On a personal level, I was aware early on of my real interests, which centered on literature, archeology, history and art. I was fond of reading books since preparatory school and I always dreamed of making exploratory trips or studying archaeology. But, because of the social perception of those fields and my knowledge of the deteriorating education in my country’s colleges I decided to complete my studies in science.
I got high marks in my high school examination without an extraordinary effort as I was a hardworking student since primary school. I was accepted in the faculty of medicine at the Universities of Baghdad and Cairo, but due to the poor security situation in Iraq I decided to go to Egypt.
It was not an easy task to study a discipline you did not like. I thought mostly about leaving university, especially in my third year. However, the encouragement of my family and friends pushed me to complete my studies in a discipline I never wished to join.
My negative feelings didn’t affect my grades on my exams, which surprised my colleagues who knew my problem. In fact, I was hard working whatever the subject was. But to ease my tension, I started to write more as some of my friends advised me. I created a Facebook page for art and classical music and another one for the civilization of Mesopotamia in addition to writing some articles for various websites.

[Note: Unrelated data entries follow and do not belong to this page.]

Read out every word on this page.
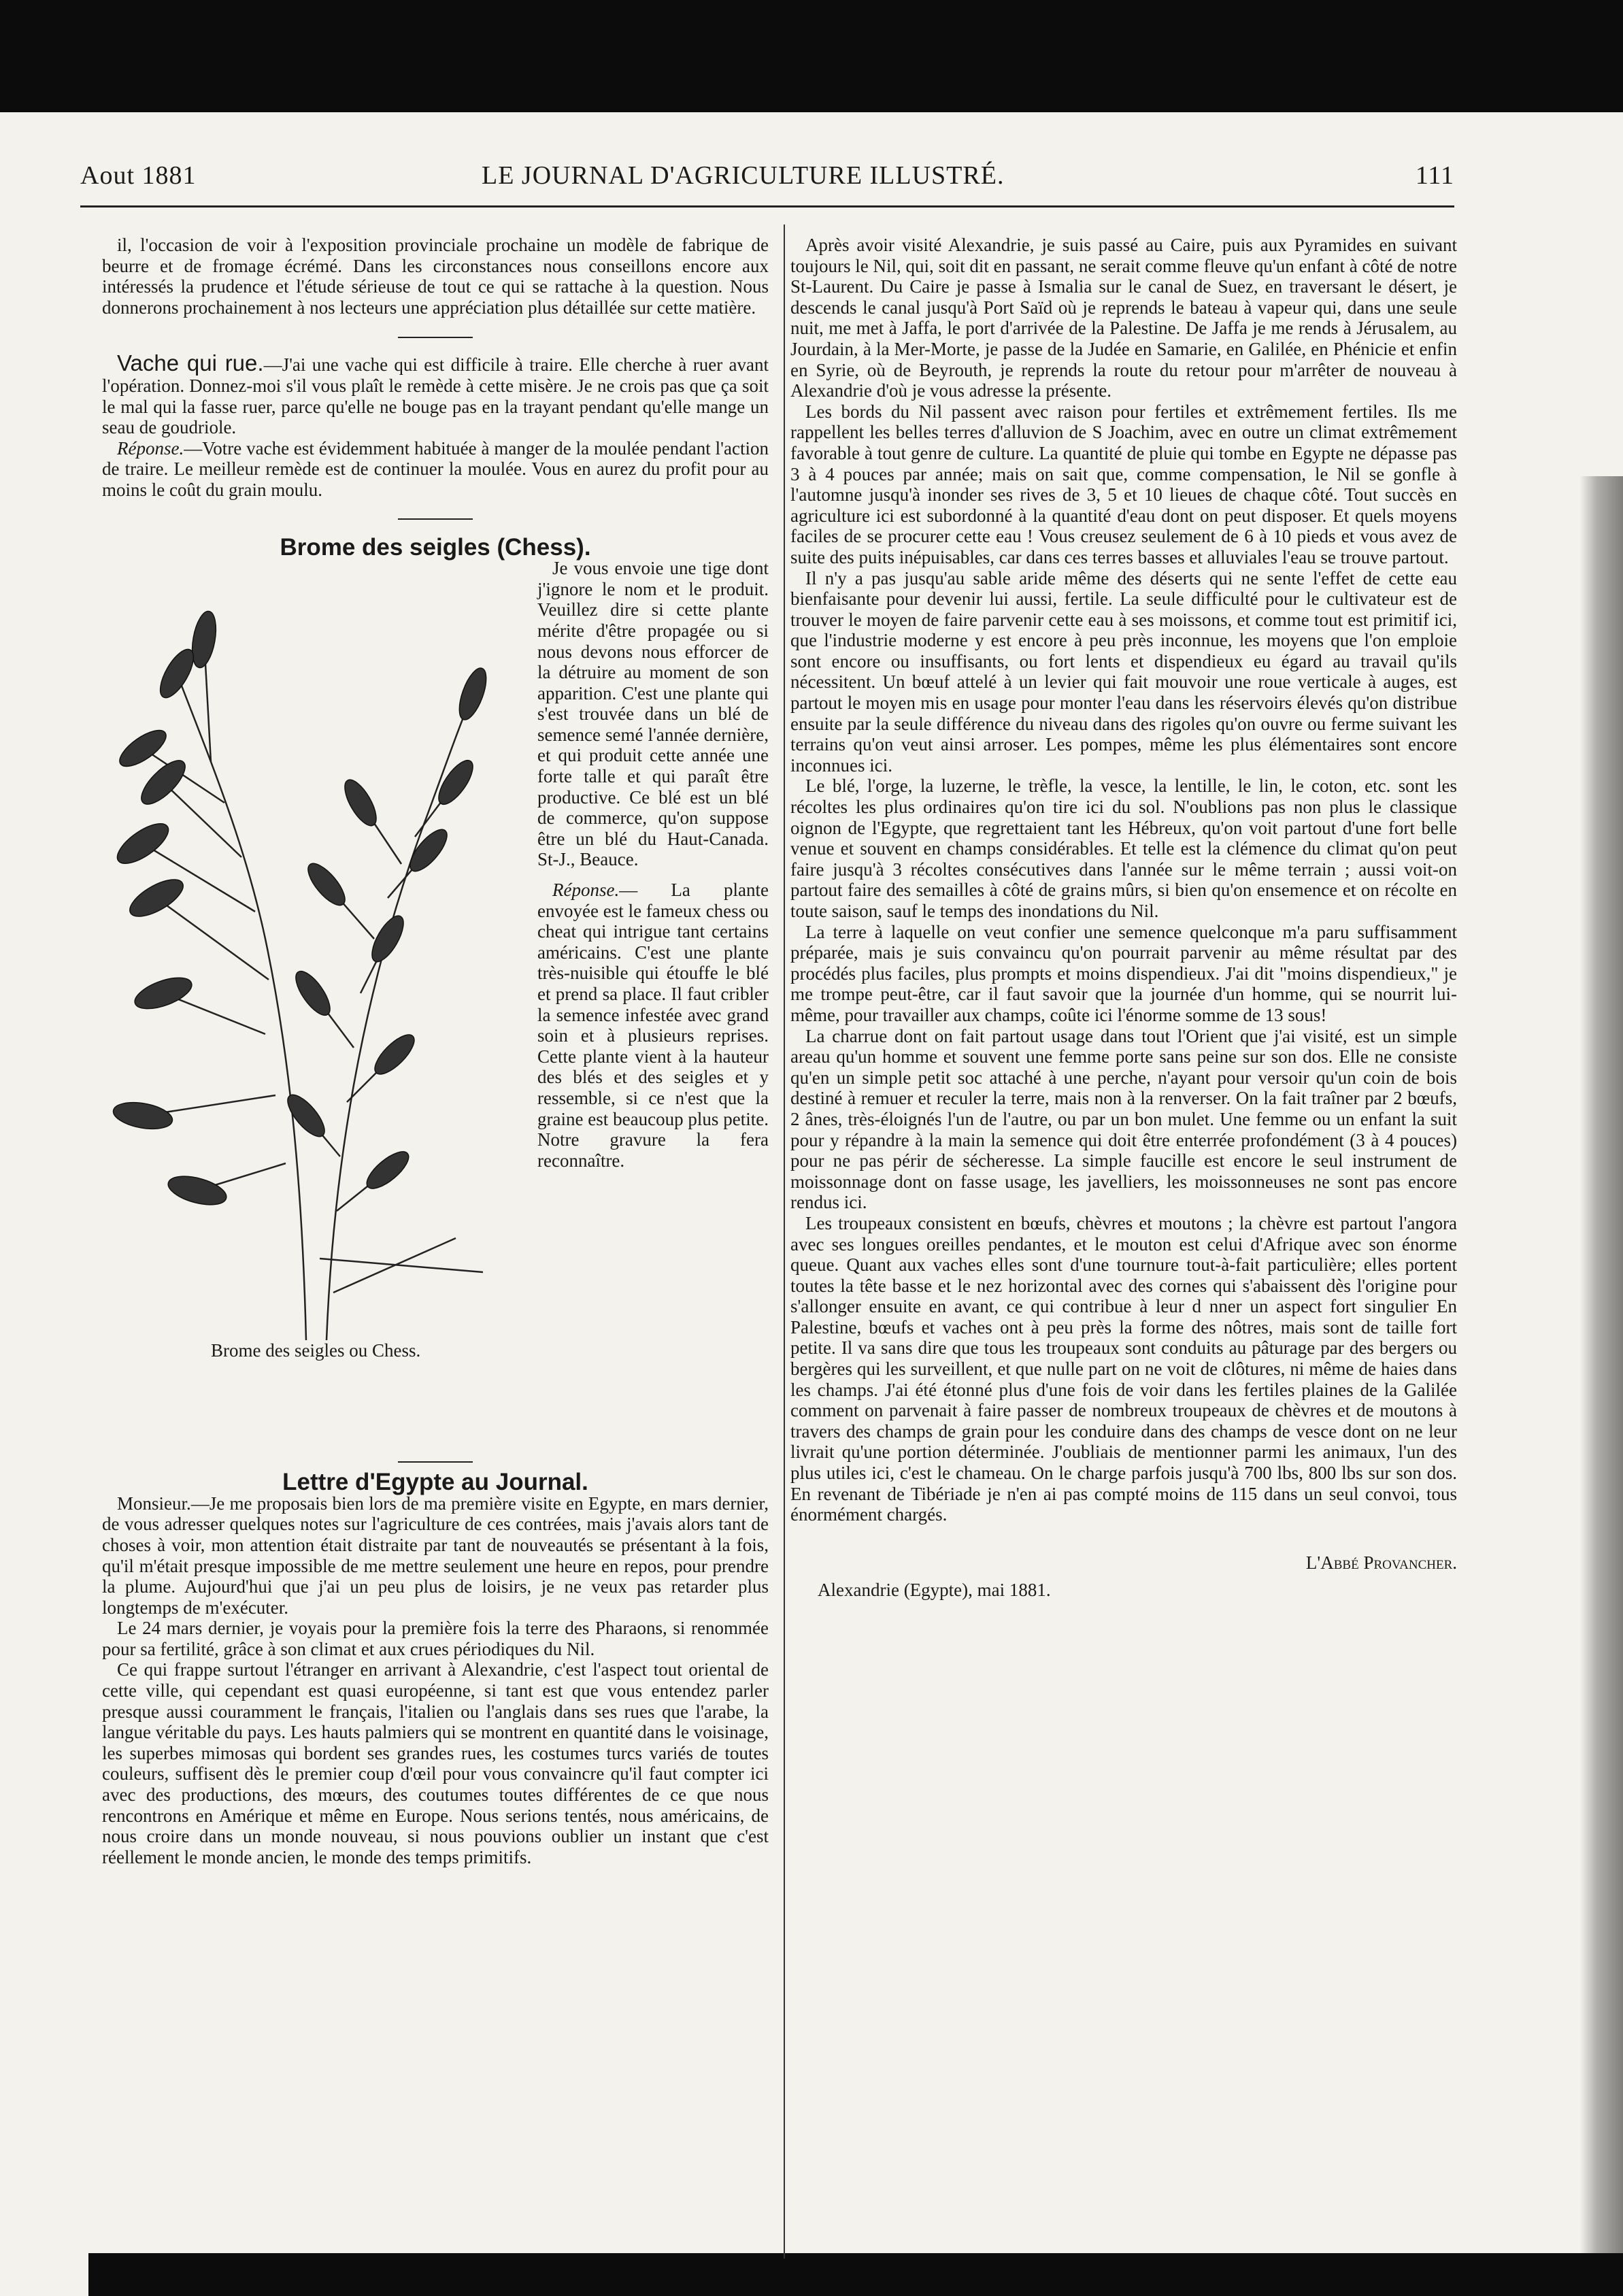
Aout 1881	LE JOURNAL D'AGRICULTURE ILLUSTRÉ.	111

il, l'occasion de voir à l'exposition provinciale prochaine un modèle de fabrique de beurre et de fromage écrémé. Dans les circonstances nous conseillons encore aux intéressés la prudence et l'étude sérieuse de tout ce qui se rattache à la question. Nous donnerons prochainement à nos lecteurs une appréciation plus détaillée sur cette matière.

Vache qui rue.—J'ai une vache qui est difficile à traire. Elle cherche à ruer avant l'opération. Donnez-moi s'il vous plaît le remède à cette misère. Je ne crois pas que ça soit le mal qui la fasse ruer, parce qu'elle ne bouge pas en la trayant pendant qu'elle mange un seau de goudriole.

Réponse.—Votre vache est évidemment habituée à manger de la moulée pendant l'action de traire. Le meilleur remède est de continuer la moulée. Vous en aurez du profit pour au moins le coût du grain moulu.

Brome des seigles (Chess).

Je vous envoie une tige dont j'ignore le nom et le produit. Veuillez dire si cette plante mérite d'être propagée ou si nous devons nous efforcer de la détruire au moment de son apparition. C'est une plante qui s'est trouvée dans un blé de semence semé l'année dernière, et qui produit cette année une forte talle et qui paraît être productive. Ce blé est un blé de commerce, qu'on suppose être un blé du Haut-Canada. St-J., Beauce.

Réponse.— La plante envoyée est le fameux chess ou cheat qui intrigue tant certains américains. C'est une plante très-nuisible qui étouffe le blé et prend sa place. Il faut cribler la semence infestée avec grand soin et à plusieurs reprises. Cette plante vient à la hauteur des blés et des seigles et y ressemble, si ce n'est que la graine est beaucoup plus petite. Notre gravure la fera reconnaître.

Brome des seigles ou Chess.
Lettre d'Egypte au Journal.

Monsieur.—Je me proposais bien lors de ma première visite en Egypte, en mars dernier, de vous adresser quelques notes sur l'agriculture de ces contrées, mais j'avais alors tant de choses à voir, mon attention était distraite par tant de nouveautés se présentant à la fois, qu'il m'était presque impossible de me mettre seulement une heure en repos, pour prendre la plume. Aujourd'hui que j'ai un peu plus de loisirs, je ne veux pas retarder plus longtemps de m'exécuter.

Le 24 mars dernier, je voyais pour la première fois la terre des Pharaons, si renommée pour sa fertilité, grâce à son climat et aux crues périodiques du Nil.

Ce qui frappe surtout l'étranger en arrivant à Alexandrie, c'est l'aspect tout oriental de cette ville, qui cependant est quasi européenne, si tant est que vous entendez parler presque aussi couramment le français, l'italien ou l'anglais dans ses rues que l'arabe, la langue véritable du pays. Les hauts palmiers qui se montrent en quantité dans le voisinage, les superbes mimosas qui bordent ses grandes rues, les costumes turcs variés de toutes couleurs, suffisent dès le premier coup d'œil pour vous convaincre qu'il faut compter ici avec des productions, des mœurs, des coutumes toutes différentes de ce que nous rencontrons en Amérique et même en Europe. Nous serions tentés, nous américains, de nous croire dans un monde nouveau, si nous pouvions oublier un instant que c'est réellement le monde ancien, le monde des temps primitifs.

Après avoir visité Alexandrie, je suis passé au Caire, puis aux Pyramides en suivant toujours le Nil, qui, soit dit en passant, ne serait comme fleuve qu'un enfant à côté de notre St-Laurent. Du Caire je passe à Ismalia sur le canal de Suez, en traversant le désert, je descends le canal jusqu'à Port Saïd où je reprends le bateau à vapeur qui, dans une seule nuit, me met à Jaffa, le port d'arrivée de la Palestine. De Jaffa je me rends à Jérusalem, au Jourdain, à la Mer-Morte, je passe de la Judée en Samarie, en Galilée, en Phénicie et enfin en Syrie, où de Beyrouth, je reprends la route du retour pour m'arrêter de nouveau à Alexandrie d'où je vous adresse la présente.

Les bords du Nil passent avec raison pour fertiles et extrêmement fertiles. Ils me rappellent les belles terres d'alluvion de S Joachim, avec en outre un climat extrêmement favorable à tout genre de culture. La quantité de pluie qui tombe en Egypte ne dépasse pas 3 à 4 pouces par année; mais on sait que, comme compensation, le Nil se gonfle à l'automne jusqu'à inonder ses rives de 3, 5 et 10 lieues de chaque côté. Tout succès en agriculture ici est subordonné à la quantité d'eau dont on peut disposer. Et quels moyens faciles de se procurer cette eau ! Vous creusez seulement de 6 à 10 pieds et vous avez de suite des puits inépuisables, car dans ces terres basses et alluviales l'eau se trouve partout.

Il n'y a pas jusqu'au sable aride même des déserts qui ne sente l'effet de cette eau bienfaisante pour devenir lui aussi, fertile. La seule difficulté pour le cultivateur est de trouver le moyen de faire parvenir cette eau à ses moissons, et comme tout est primitif ici, que l'industrie moderne y est encore à peu près inconnue, les moyens que l'on emploie sont encore ou insuffisants, ou fort lents et dispendieux eu égard au travail qu'ils nécessitent. Un bœuf attelé à un levier qui fait mouvoir une roue verticale à auges, est partout le moyen mis en usage pour monter l'eau dans les réservoirs élevés qu'on distribue ensuite par la seule différence du niveau dans des rigoles qu'on ouvre ou ferme suivant les terrains qu'on veut ainsi arroser. Les pompes, même les plus élémentaires sont encore inconnues ici.

Le blé, l'orge, la luzerne, le trèfle, la vesce, la lentille, le lin, le coton, etc. sont les récoltes les plus ordinaires qu'on tire ici du sol. N'oublions pas non plus le classique oignon de l'Egypte, que regrettaient tant les Hébreux, qu'on voit partout d'une fort belle venue et souvent en champs considérables. Et telle est la clémence du climat qu'on peut faire jusqu'à 3 récoltes consécutives dans l'année sur le même terrain ; aussi voit-on partout faire des semailles à côté de grains mûrs, si bien qu'on ensemence et on récolte en toute saison, sauf le temps des inondations du Nil.

La terre à laquelle on veut confier une semence quelconque m'a paru suffisamment préparée, mais je suis convaincu qu'on pourrait parvenir au même résultat par des procédés plus faciles, plus prompts et moins dispendieux. J'ai dit "moins dispendieux," je me trompe peut-être, car il faut savoir que la journée d'un homme, qui se nourrit lui-même, pour travailler aux champs, coûte ici l'énorme somme de 13 sous!

La charrue dont on fait partout usage dans tout l'Orient que j'ai visité, est un simple areau qu'un homme et souvent une femme porte sans peine sur son dos. Elle ne consiste qu'en un simple petit soc attaché à une perche, n'ayant pour versoir qu'un coin de bois destiné à remuer et reculer la terre, mais non à la renverser. On la fait traîner par 2 bœufs, 2 ânes, très-éloignés l'un de l'autre, ou par un bon mulet. Une femme ou un enfant la suit pour y répandre à la main la semence qui doit être enterrée profondément (3 à 4 pouces) pour ne pas périr de sécheresse. La simple faucille est encore le seul instrument de moissonnage dont on fasse usage, les javelliers, les moissonneuses ne sont pas encore rendus ici.

Les troupeaux consistent en bœufs, chèvres et moutons ; la chèvre est partout l'angora avec ses longues oreilles pendantes, et le mouton est celui d'Afrique avec son énorme queue. Quant aux vaches elles sont d'une tournure tout-à-fait particulière; elles portent toutes la tête basse et le nez horizontal avec des cornes qui s'abaissent dès l'origine pour s'allonger ensuite en avant, ce qui contribue à leur d nner un aspect fort singulier En Palestine, bœufs et vaches ont à peu près la forme des nôtres, mais sont de taille fort petite. Il va sans dire que tous les troupeaux sont conduits au pâturage par des bergers ou bergères qui les surveillent, et que nulle part on ne voit de clôtures, ni même de haies dans les champs. J'ai été étonné plus d'une fois de voir dans les fertiles plaines de la Galilée comment on parvenait à faire passer de nombreux troupeaux de chèvres et de moutons à travers des champs de grain pour les conduire dans des champs de vesce dont on ne leur livrait qu'une portion déterminée. J'oubliais de mentionner parmi les animaux, l'un des plus utiles ici, c'est le chameau. On le charge parfois jusqu'à 700 lbs, 800 lbs sur son dos. En revenant de Tibériade je n'en ai pas compté moins de 115 dans un seul convoi, tous énormément chargés.

L'Abbé Provancher.
Alexandrie (Egypte), mai 1881.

I noticed that there were many students who, like me, did not enjoy their field of study. We were not the majority but we were also not the exception. Some of us felt that we were in the wrong place, others suffered from shock due to the differences between what we thought about our field of study and the reality. But not one of us dared to retreat, especially since many of us and our parents had endured additional financial burdens to attend medical school.
Six years later, I graduated from the faculty of medicine with very good grades. I did not want to continue in this field anymore, but due to pressure from my family I joined the practical training at Kasr Al-Ainy School of Medicine in Cairo University.
After 15 days of working in deteriorating conditions, especially with the lack of security after the revolution of January 25 and with a large number of attacks against doctors, I took my final decision to leave medicine with no return. I decided to start achieving my dream to be a writer and probably eventually an editor for documentaries about history, archeology and culture.
It was not an easy decision. But I felt more comfortable being far from the hospital. I started to study the German, English and Turkish languages and got piano lessons. And as I did not study journalism in university, working with Al-Fanar Media as a freelancer is helping me to develop my writing and reporting skills.
In conclusion, I think success does not come from studying one discipline rather than the other. But it rather comes from doing what we love. Passion is the biggest motivation for success.
We know Arthur Conan Doyle and Aldous Huxley through their distinct books not from being doctors. Charles Darwin presented his theory about evolution and human origins after he left studying medicine and turned to achieve his passion in studying biology. Perhaps such success stories inspired me to make the most important decision in my life. I do believe in the saying sometimes attributed to the Chinese philosopher Confucius: “Choose a job you love and you will never have to work a day in your life.”